Each piece you wear has a distinct shape, and figuring out which ones make you feel good will go a long way toward helping you make more practical and satisfying choices."
It is all about which shapes you feel good in, what makes you feel comfortable and confident. So I filled in the worksheet and did this in a completely intuitive manner so I do not know how much sense it makes, but I am going to keep it here on the blog for future reference.

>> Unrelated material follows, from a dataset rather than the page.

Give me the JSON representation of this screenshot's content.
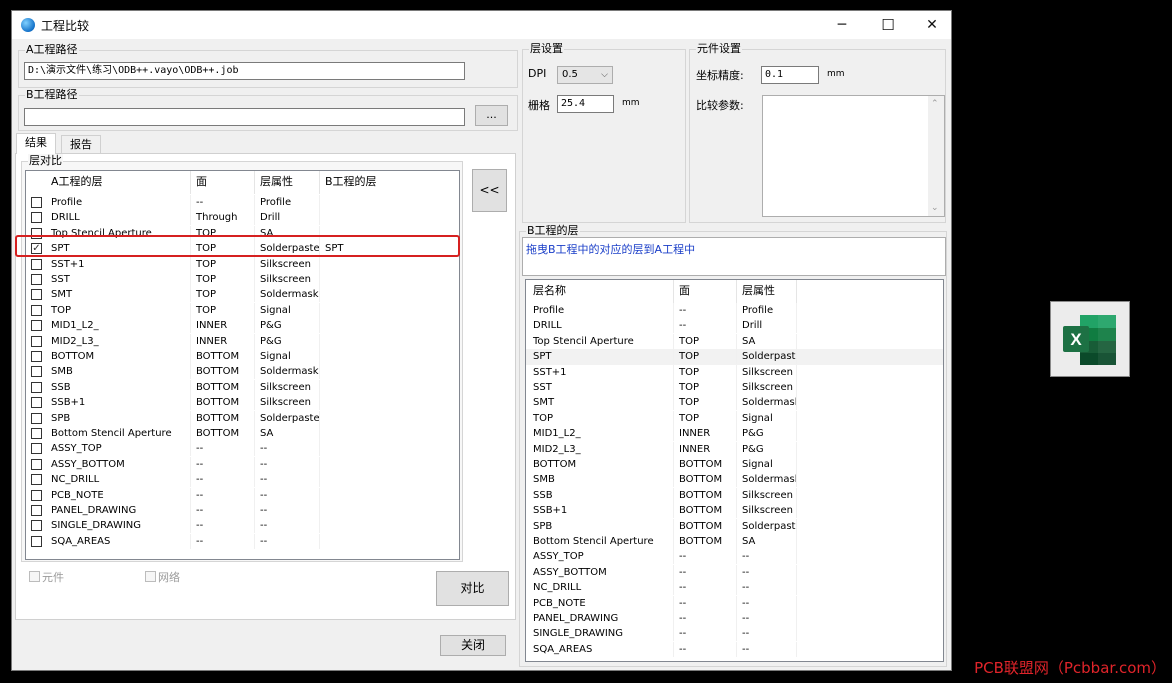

So we can definitely see that I do not like spaghetti straps (they just intensely remind me of junior high school) or halters (also here, too many negative associations). I like maxi on skirts and dresses (big love), but avoid midi length (because I feel it makes me look short and my legs fatish). I like a various amount of shapes on dresses, but do not like dropped waistlines (except of 1920s period pieces). On the tops and blouses front I am not particular specific, but I do not like cropped blouses and prefer looser fits. I like my blazers either fitted or boyfriend size, but am not a friend of boleros. I like somewhat loose cardigans I can just throw over a dress. I guess a fitted and cropped cardigan would be fine if accompanied by a pair of jeans with a high waistline or a vintage style dress. The questions about outerwear confuse me. I am not sure what exactly is meant. Coats? Or like stuff you wear when hiking? But I do know that "cropped" and anything I would wear in the "outside" do not go together (except for beachwear. Is that outerwear?).

The Wardrobe Architect



Sunday, 15 January 2017

Wardrobe Architect // 2 Defining a Core Style

The second chapter starts with some words of wisdom by Colette:

"It’s tempting to believe that you can define your ONE TRUE STYLE and never have to think about it again, but it defies common sense. We are people. We change, we grow.
However, there are some things that are so ingrained in our personality, tastes, and lives that they come up again and again, like refrains through our lives."
 The aim is "to uncover the style that makes you feel like yourself and attach words and images to them". To accomplish this, there is a worksheet you can download where you can collect feelings, icons and words describing your style. In the end, you should have 3-5 words that describe your style and transfer these into a visual of 12-15 images. 
I will not bore you with the entire word-finding process and present to you my moodboard:
5 words: classic, monochrome, ethnic, figure flattering/hugging, cool


Choosing 12-15 images is not easy. Deciding what goes in and what does not is quite tricky. For example, I do like color, but not too much. I do like and own "pretty" dresses, but they do not get that much wear. I like glitz and adore my New Years Eve sequin dress, but a once-in-a-year outfit shouldn't get a spot here. I think my collage turned out as a realistic representation of what I like on a daily basis, and as this exercise is all about finding my "core" style I think the lack of color and such is fine.

It will be interesting to see how this collage will change in the year ahead!